Habitat: Bighorns typically occur in steep, high mountain terrain. In Colorado, they prefer habitat dominated by grass, low shrubs, rock cover and areas near open escape. They often retreat to rest on inaccessible cliffs. Many bands now spend all year near timberline on what used to be their traditional summer range.

Diet: Bighorn are primarily grazers, feeding in meadows, open woodland, and alpine tundra. However, they will also eat forbs (herbaceous plants) in the summer and browse in the winter. Grasses eaten by bighorn include bluegrass, sedges, wheat grass, bromes and fescues. Browse includes willow, mountain mahogany, winterfat and bitter brush. Forbs include clover, cinquefoil and phlox.

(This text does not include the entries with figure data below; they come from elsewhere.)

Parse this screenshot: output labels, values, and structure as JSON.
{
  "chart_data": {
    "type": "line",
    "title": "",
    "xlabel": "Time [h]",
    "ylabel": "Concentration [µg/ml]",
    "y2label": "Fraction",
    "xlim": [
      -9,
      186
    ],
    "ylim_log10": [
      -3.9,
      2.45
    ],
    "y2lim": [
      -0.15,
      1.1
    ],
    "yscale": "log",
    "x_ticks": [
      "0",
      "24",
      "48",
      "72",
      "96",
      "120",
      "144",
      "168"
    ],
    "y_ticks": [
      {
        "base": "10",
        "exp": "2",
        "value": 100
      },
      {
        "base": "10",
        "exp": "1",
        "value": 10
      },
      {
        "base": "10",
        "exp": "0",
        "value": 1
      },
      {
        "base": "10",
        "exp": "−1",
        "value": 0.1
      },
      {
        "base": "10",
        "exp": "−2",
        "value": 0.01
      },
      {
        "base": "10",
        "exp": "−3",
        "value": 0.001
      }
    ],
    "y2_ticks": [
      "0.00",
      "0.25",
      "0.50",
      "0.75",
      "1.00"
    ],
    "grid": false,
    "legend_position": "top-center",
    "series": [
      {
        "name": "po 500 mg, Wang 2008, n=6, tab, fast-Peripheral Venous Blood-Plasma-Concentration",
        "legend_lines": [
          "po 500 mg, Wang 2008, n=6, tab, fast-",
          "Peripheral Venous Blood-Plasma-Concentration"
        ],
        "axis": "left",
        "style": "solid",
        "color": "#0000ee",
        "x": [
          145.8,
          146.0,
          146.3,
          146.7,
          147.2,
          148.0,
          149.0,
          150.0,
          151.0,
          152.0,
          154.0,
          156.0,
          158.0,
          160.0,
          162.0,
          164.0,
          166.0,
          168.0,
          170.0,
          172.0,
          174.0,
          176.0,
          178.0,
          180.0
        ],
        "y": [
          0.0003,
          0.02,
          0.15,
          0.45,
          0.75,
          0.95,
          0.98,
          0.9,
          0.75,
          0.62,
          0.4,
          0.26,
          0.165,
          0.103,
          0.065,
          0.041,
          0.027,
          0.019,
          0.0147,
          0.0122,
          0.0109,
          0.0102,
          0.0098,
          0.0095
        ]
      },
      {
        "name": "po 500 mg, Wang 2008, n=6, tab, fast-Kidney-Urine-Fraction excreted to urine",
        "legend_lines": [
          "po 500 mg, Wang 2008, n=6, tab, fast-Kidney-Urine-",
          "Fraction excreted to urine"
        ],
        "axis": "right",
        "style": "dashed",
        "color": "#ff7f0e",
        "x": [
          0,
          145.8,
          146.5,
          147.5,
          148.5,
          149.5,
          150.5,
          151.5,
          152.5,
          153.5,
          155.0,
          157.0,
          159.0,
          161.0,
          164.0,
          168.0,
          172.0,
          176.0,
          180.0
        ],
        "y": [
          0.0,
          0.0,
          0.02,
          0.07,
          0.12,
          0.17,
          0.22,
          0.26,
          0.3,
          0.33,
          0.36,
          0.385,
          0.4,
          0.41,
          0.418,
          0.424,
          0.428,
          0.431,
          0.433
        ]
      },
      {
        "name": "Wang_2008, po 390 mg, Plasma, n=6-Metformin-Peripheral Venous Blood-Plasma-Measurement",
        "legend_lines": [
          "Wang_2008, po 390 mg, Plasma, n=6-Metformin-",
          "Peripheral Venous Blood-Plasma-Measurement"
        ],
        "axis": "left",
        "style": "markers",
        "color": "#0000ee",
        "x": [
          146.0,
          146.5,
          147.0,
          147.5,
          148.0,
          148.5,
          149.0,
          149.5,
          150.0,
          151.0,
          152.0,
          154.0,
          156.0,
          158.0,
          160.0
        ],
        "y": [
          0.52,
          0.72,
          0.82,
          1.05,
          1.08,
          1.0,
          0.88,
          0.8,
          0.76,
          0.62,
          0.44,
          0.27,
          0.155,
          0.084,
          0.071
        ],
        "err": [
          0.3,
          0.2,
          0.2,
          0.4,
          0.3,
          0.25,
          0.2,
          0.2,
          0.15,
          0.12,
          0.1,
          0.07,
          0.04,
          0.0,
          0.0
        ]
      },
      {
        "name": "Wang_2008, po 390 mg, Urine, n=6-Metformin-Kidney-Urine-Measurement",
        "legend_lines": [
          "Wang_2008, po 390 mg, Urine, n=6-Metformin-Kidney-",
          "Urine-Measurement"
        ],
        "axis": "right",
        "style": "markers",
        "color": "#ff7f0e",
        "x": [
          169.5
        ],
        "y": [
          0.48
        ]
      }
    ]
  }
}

Reproduction: Gestation averages five to six months or about 175 days. Breeding occurs in November and December with a peak in early December. Lambs are born April through July, with the peak in late May and early June. A single lamb is the norm. Lambs can climb as well as their mothers when they are only a day old. Lambs are weaned at about four months, and sometimes as early as one month. All teeth are permanent by four years old. Bighorns can live to be 15 to 20 years old, but seldom do in the wild. Ewes usually live to be 10 to 12 years old. Rams seem to have a somewhat higher mortality rate.